E il Veneto, nauseato dal federalismo che non c’é, punta nel Prs (Piano regionale di sviluppo) a una
sussidiarietà spinta, il che vorrebbe dire in pratica raschiare il barile dell’autonomia esistente,
realizzare ciò che si può fin dove e finché non arriva lo Stato.
Ma, allora, com’é possibile che in tutto il Nordest si tema un centralismo di ritorno mentre a Roma
ci si allarma per l’esatto contrario, cioè per la disgregazione o quasi dell’unità d’Italia? Qualcuno
non la racconta giusta, compreso Bossi.
Bossi buttò nella lotta politica il federalismo senza essere federalista. Il leader della Lega é un
sincero secessionista che, in mancanza della repubblica padana come 26° stato dell’Unione europea,
per forza di cose si accontenterebbe ora di una devoluzione alla lumbard. Anche lui ha fatto il suo
lifting celtico e deve portare qualcosa in dote per il vicino voto europeo.
Il federalismo sarebbe una soluzione per l’Italia nel suo assieme, ma il retro-pensiero di Bossi é
sempre stato esclusivamente il Nord. Da dieci anni a questa parte, la sua non può né potrebbe mai
essere la grande riforma federale proprio perché immaginata come una riforma territoriale, fatta su
misura per un solo pezzo d’Italia. Il resto s’arrangi.
A Bossi non interessano i tre presunti “parlamentini” di tre Italie: ha sognato soltanto il suo, del
Nord, cui diede per un po’ di tempo anche una onirica sede.
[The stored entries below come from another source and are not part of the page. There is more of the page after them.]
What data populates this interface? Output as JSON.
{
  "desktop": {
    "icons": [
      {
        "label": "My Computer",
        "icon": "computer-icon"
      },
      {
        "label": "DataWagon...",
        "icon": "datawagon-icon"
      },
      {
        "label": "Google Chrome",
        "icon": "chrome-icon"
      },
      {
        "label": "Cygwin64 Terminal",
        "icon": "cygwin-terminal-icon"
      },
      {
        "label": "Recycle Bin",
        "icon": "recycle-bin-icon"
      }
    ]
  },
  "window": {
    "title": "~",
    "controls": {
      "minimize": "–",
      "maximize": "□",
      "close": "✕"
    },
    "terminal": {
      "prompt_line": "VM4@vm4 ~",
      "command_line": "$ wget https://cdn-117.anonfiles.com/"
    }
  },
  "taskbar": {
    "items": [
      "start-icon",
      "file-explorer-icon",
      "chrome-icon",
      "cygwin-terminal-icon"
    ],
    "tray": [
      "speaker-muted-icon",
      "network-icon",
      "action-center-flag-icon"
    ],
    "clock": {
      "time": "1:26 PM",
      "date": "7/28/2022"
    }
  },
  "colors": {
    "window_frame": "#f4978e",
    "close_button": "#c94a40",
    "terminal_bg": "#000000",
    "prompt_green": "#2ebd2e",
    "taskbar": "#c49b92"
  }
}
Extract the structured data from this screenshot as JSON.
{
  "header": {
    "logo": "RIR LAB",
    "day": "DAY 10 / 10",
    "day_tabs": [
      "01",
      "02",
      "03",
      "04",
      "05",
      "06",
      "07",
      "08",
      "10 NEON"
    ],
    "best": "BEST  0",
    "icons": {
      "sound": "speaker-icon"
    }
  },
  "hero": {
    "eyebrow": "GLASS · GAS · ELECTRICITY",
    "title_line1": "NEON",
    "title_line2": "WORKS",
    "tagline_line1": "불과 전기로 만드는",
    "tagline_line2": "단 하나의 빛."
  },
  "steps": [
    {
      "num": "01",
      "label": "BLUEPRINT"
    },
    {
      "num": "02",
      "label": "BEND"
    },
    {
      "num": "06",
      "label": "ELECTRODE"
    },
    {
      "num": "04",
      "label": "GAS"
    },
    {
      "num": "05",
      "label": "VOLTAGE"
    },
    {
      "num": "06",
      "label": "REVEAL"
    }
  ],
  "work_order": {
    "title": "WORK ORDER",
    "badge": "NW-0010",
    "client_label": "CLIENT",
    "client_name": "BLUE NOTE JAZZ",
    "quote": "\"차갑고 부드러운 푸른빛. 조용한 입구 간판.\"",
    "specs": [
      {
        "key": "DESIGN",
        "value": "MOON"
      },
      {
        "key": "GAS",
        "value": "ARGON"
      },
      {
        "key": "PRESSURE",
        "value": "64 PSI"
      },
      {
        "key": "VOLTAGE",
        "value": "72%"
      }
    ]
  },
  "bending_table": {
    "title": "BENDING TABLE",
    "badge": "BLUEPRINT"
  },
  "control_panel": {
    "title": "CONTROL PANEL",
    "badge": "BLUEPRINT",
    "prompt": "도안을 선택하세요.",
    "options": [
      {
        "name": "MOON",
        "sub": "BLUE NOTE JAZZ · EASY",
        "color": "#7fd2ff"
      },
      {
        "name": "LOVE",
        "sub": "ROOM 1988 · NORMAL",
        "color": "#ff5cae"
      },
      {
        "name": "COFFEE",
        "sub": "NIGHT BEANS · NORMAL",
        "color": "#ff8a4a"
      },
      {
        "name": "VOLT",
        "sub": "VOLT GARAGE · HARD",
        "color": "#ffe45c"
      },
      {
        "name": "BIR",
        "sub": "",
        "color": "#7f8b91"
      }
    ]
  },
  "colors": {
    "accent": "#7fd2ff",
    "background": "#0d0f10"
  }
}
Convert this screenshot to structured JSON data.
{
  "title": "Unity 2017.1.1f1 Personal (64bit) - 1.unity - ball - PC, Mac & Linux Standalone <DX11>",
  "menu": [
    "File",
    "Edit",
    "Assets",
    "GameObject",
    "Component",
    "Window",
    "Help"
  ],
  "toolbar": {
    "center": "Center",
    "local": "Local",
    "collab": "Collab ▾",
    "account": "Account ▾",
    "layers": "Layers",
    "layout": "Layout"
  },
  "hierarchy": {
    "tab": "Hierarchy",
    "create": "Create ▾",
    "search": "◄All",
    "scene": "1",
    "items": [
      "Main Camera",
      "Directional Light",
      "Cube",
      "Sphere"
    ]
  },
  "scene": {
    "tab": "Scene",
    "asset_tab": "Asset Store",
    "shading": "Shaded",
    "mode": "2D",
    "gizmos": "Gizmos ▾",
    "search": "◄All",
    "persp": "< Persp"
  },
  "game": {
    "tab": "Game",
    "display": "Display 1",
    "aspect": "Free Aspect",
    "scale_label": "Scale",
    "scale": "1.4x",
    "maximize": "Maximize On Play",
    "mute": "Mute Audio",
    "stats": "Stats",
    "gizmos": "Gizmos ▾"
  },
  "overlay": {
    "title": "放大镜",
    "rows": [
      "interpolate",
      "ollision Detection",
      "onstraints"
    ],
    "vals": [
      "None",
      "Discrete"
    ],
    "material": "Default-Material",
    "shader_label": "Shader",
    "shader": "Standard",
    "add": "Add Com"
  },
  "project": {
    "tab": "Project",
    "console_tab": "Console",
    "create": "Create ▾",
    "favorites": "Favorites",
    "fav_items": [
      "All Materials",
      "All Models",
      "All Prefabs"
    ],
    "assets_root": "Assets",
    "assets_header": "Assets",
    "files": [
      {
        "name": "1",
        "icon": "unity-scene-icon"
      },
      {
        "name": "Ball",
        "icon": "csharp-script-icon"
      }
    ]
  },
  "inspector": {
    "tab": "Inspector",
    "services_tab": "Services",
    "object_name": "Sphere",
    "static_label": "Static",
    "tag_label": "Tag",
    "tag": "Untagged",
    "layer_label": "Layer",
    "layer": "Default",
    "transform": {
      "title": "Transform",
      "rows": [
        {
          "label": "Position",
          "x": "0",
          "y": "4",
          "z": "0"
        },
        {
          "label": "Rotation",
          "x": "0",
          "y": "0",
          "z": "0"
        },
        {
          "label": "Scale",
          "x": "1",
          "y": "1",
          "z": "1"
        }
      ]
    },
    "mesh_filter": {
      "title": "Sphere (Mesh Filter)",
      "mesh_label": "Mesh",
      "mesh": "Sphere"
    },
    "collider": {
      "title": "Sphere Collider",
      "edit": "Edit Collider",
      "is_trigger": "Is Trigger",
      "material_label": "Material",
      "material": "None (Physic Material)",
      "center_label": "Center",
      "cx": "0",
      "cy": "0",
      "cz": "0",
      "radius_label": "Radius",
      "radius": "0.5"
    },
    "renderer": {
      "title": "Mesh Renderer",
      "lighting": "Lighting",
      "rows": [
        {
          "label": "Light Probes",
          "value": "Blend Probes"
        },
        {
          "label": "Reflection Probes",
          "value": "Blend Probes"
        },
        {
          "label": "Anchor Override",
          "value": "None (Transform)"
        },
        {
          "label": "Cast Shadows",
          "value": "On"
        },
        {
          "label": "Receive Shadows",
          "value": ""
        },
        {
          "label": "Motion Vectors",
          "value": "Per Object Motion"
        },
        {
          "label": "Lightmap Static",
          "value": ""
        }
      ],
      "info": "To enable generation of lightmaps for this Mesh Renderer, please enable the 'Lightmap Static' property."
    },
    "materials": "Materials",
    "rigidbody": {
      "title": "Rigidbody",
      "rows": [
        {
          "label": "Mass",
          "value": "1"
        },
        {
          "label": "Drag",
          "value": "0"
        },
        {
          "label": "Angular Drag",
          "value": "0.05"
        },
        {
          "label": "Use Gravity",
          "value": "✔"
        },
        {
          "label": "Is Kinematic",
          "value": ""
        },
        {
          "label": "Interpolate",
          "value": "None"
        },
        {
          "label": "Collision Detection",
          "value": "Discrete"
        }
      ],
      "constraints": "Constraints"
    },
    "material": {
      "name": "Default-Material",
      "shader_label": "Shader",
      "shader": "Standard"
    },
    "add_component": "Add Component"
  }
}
In mancanza di una qualche
devoluzione di sanità, scuola e polizia locale, minaccia oggi come ieri una secessione ma a
quest’ultima non crede per niente soprattutto lui, diventato Co.co.co. delle riforme, secessionista
ante-marcia ma adesso ministro di Berlusconi, di Fini e di Follini oltre che della Lega Nord
celodurista.
Si fa a pezzi il federalismo, non l’Italia. Ciascuno fa la sua riforma l’una incoerente con l’altra,
senza un patto che superi la scadenza elettorale e il serraglio degli schieramenti. Tanta mancanza di
visione ha portato dritta al sospetto federalista incrociato, oltre che a mezze riforme difficili da
coordinare tra loro in tempi ragionevolmente veloci.
Paradossalmente, nasce da questo pessimismo di fondo l’accelerazione che si nota a Nordest nelle
intese
finanziarie, energia, servizi,

regionali e/o provinciali su autostrade, aeroporti,

compartecipazioni e cooperazione transfrontaliera a Est. Se i “governatori” Galan e Illy,
politicamente alternativi tra loro, riescono a discutere da Trieste a Venezia anche di uno scenario
Euregionale, credo lo si debba al fatto che confidano più sul vecchio, bistrattato territorio comune
che sulle messianiche riforme di parte.
Toh, chi si rivede, il federalismo fai da te.